This work addresses the challenges of partial annotation—where only “known actions” are labeled while numerous “unknown actions” remain unlabeled—and ambiguous action boundaries in temporal action segmentation. To this end, we formally introduce a novel task termed “action discovery”: jointly identifying, segmenting, and clustering both known and unknown actions under weak supervision. Methodologically, we propose a Granularity-Guided Segmentation Module (GGSM) to capture multi-granularity temporal structures, and an Unknown Action Segment Assignment module (UASA) that jointly leverages temporal modeling and embedding similarity learning, using known actions as semantic anchors to guide the temporal localization and semantic clustering of unknown actions. Extensive experiments on Breakfast, 50Salads, and Desktop Assembly demonstrate significant improvements over existing state-of-the-art methods, validating the approach’s effectiveness and generalizability in realistic, boundary-ambiguous behavioral scenarios.
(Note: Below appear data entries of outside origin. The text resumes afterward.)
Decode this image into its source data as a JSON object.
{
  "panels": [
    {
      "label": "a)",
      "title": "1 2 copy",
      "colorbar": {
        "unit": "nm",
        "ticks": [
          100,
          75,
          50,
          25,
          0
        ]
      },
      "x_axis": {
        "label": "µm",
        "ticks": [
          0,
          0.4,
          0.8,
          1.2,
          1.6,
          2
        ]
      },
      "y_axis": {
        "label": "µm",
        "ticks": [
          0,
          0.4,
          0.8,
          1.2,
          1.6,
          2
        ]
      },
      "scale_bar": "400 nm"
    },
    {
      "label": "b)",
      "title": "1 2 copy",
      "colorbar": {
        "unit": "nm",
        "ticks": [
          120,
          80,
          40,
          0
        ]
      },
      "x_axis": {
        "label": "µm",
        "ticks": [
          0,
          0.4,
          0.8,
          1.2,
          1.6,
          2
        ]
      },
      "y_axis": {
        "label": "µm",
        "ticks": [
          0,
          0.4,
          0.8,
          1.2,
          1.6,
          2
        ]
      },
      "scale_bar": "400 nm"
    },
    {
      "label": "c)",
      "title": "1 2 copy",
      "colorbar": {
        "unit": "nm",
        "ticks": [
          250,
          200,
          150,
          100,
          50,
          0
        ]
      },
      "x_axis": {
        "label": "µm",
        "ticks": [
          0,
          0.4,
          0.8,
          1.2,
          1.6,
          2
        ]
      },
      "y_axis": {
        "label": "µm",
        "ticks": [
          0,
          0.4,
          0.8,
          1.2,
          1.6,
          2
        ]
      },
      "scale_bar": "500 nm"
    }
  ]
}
We introduce Action Discovery, a novel setup within Temporal Action Segmentation that addresses the challenge of defining and annotating ambiguous actions and incomplete annotations in partially labeled datasets. In this setup, only a subset of actions - referred to as known actions - is annotated in the training data, while other unknown actions remain unlabeled. This scenario is particularly relevant in domains like neuroscience, where well-defined behaviors (e.g., walking, eating) coexist with subtle or infrequent actions that are often overlooked, as well as in applications where datasets are inherently partially annotated due to ambiguous or missing labels. To address this problem, we propose a two-step approach that leverages the known annotations to guide both the temporal and semantic granularity of unknown action segments. First, we introduce the Granularity-Guided Segmentation Module (GGSM), which identifies temporal intervals for both known and unknown actions by mimicking the granularity of annotated actions. Second, we propose the Unknown Action Segment Assignment (UASA), which identifies semantically meaningful classes within the unknown actions, based on learned embedding similarities. We systematically explore the proposed setting of Action Discovery on three challenging datasets - Breakfast, 50Salads, and Desktop Assembly - demonstrating that our method considerably improves upon existing baselines.